Thank you in advance for your support.

Dannah K. “Dannie” Prather lives in Louisville and is a freelance writer and part-time dog walker (Rover.com)

 

Hikes Point Wipe Out the Wash

FOR IMMEDIATE RELEASE

LOUISVILLE — A senior condo community has filed suit against a commercial realtor to reclaim property in a move residents hope will prevent the construction of a high-volume car wash in busy Hikes Point.

El Conquistador Condominium Association, Inc., filed suit in Jefferson Circuit Court Nov. 7 against Bayside Properties LLC of Louisville citing condo residents’ decades-long maintenance of a portion of the 1.43-acre parcel at 3000 Breckenridge Lane that Bayside wants to sell to SpeedWash Car Wash.

Casa Granada, another mostly-senior condo community, is located on the other side of the property in question.

Without a favorable ruling in the suit, some El Conquistador residents will find the driveway of the car wash about seven feet from their door. (See the photo above which highlights the boundaries of the parcel in red.) Additionally, several parking spaces and landscaping will be lost if the development proceeds.

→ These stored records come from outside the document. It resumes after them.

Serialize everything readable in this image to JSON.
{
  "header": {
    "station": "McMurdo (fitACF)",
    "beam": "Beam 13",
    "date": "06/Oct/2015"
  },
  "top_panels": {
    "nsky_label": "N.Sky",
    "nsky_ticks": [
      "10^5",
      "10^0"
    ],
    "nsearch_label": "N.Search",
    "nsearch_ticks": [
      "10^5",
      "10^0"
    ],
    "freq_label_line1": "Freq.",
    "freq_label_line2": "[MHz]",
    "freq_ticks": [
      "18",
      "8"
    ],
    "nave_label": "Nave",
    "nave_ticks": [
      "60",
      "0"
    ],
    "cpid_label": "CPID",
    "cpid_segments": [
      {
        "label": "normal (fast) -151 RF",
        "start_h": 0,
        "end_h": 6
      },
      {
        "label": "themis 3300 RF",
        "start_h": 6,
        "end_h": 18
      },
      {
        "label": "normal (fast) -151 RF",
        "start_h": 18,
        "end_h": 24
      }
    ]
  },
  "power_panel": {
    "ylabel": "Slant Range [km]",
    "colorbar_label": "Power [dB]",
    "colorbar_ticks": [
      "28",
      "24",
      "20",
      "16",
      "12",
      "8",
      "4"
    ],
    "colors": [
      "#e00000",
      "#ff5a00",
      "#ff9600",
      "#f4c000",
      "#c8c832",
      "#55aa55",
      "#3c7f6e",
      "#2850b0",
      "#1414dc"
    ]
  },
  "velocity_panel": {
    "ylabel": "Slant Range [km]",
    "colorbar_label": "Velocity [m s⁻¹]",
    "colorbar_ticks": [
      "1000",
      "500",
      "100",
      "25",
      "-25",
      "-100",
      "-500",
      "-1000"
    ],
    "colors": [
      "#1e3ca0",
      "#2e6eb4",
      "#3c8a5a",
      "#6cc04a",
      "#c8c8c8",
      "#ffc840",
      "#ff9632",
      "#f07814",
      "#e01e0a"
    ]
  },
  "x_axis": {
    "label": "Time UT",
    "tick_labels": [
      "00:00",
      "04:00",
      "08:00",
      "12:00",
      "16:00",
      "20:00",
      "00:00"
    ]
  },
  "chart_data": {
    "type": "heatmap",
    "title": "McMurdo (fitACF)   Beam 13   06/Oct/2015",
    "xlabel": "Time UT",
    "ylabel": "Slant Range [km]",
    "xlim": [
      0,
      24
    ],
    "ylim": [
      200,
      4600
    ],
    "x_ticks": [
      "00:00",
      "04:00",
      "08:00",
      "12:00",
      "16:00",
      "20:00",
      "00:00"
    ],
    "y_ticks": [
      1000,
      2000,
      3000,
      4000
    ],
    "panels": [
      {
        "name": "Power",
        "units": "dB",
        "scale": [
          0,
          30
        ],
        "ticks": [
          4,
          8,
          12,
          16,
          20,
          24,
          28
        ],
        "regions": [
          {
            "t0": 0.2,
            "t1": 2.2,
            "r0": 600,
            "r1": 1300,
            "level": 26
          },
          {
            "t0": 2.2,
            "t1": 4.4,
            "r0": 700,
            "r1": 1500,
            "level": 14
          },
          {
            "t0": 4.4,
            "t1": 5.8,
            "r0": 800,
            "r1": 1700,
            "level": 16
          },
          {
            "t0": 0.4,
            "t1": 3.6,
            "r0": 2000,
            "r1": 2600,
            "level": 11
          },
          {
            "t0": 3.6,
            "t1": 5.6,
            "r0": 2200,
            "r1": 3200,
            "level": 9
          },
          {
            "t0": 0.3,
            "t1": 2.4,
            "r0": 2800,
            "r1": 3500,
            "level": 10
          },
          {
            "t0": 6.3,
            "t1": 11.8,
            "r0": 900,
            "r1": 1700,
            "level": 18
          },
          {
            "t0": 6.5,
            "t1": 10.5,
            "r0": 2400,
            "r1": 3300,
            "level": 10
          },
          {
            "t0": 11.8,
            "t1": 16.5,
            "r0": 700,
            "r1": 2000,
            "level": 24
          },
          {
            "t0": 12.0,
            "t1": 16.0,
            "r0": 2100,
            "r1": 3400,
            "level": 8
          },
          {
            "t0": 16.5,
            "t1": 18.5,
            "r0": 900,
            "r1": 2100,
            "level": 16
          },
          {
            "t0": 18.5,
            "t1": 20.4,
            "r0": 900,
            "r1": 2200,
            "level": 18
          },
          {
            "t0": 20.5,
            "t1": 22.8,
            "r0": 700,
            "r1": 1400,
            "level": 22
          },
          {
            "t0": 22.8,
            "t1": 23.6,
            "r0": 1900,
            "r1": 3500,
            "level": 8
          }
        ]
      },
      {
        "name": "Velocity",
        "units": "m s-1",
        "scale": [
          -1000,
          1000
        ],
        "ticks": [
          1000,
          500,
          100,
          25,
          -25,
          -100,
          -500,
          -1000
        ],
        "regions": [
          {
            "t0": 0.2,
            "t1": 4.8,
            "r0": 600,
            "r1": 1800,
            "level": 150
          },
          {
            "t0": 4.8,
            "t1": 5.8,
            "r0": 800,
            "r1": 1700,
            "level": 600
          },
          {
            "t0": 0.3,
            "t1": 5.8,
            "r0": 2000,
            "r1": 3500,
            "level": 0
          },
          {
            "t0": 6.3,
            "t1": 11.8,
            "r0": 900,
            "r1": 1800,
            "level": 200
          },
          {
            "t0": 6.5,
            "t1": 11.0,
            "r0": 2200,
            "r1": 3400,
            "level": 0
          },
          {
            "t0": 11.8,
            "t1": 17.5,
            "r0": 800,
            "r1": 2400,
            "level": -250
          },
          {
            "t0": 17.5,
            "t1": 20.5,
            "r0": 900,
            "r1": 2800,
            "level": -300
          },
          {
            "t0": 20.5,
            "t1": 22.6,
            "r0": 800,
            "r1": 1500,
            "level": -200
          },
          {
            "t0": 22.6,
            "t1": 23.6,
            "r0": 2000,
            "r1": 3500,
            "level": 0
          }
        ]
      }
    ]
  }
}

Some El Conquistador residents have undertaken a petition to raise awareness of what they say is a safety, and quality-of-life, issue.

According to Kentucky Transportation Cabinet records, the average daily traffic rate for the area across the street from the McMahan Plaza Kroger, and many other businesses, is more than 31,000 vehicles. Diverting even a small percentage of that traffic onto El Conquistador Place is likely to make driving and parking more difficult for residents, increase the noise level exponentially, and could possibly interfere with first responders’ access to the condos.